La commission Royal n’exclut pas des logiciels « tricheurs »

 

La commission technique indépendante créée suite au scandale Volkswagen a annoncé ne pas pouvoir exclure la présence de logiciels « tricheurs » chez d’autres constructeurs auto.

Constructeur auto

Rendues publiques le 29 juillet, les conclusions de la commission technique indépendante, mise en place par la ministre de l’Ecologie, Ségolène Royal, annoncent qu’il est impossible de « se prononcer définitivement sur la présence ou absence de logiciels ‘tricheurs’ dans les véhicules testés ».

Malgré cela, de nombreux dépassements des seuils d’émissions polluantes ont été observée sur les 86 véhicules testés par la commission.

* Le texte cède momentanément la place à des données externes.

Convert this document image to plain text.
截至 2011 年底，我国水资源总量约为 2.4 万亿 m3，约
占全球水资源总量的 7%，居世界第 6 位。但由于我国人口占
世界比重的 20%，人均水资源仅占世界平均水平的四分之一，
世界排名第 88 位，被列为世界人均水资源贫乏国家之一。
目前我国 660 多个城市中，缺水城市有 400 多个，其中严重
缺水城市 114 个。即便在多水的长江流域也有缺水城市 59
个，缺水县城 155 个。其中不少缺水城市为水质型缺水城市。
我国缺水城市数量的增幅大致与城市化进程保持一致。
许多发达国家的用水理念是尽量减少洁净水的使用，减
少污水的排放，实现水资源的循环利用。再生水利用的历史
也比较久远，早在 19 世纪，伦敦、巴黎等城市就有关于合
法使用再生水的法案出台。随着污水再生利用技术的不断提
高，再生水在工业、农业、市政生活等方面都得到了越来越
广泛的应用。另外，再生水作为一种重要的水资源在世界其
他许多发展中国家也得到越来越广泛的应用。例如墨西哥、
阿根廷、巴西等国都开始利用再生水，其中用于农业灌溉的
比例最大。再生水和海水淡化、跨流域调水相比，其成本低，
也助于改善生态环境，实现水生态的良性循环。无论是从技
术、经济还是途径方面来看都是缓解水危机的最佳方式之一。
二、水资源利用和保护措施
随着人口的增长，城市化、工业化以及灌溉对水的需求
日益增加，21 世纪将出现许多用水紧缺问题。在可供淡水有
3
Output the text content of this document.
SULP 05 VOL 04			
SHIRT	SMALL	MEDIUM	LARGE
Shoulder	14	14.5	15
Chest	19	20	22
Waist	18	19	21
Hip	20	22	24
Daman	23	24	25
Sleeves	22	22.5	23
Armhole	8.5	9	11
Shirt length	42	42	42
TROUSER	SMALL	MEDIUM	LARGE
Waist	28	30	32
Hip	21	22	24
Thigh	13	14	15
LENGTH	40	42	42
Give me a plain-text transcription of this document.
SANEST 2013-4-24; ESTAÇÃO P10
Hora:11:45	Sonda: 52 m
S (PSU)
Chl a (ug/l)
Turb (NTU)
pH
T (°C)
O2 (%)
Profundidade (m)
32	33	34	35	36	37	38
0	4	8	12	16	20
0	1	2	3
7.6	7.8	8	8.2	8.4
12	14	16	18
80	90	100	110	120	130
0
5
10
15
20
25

Des émissions de dioxyde de carbone (CO2) mais également d’oxydes d’azote (NOx), qui dépasseraient jusqu’à « 10 fois » la norme autorisée.

Les recommandations de la commission

Sans préciser les marques incriminées, la commission recommande aux constructeurs concernés la mise en place d’un « plan d’actions permettant d’améliorer notablement les performances environnementales des véhicules ». Une nouvelle batterie de tests « plus approfondis » est déjà prévue, et pourrait donner lieu au retrait de leur certificat d’homologation pour certains véhicules.

Pour la commission, il est important que des tests de contrôle soient effectués à plusieurs étapes de la vie des véhicules et que soient affichées les véritables émissions de CO2 et de polluants. Elle prône également la création d’une agence européenne qui servirait à harmoniser les tests de véhicules dans les différents pays.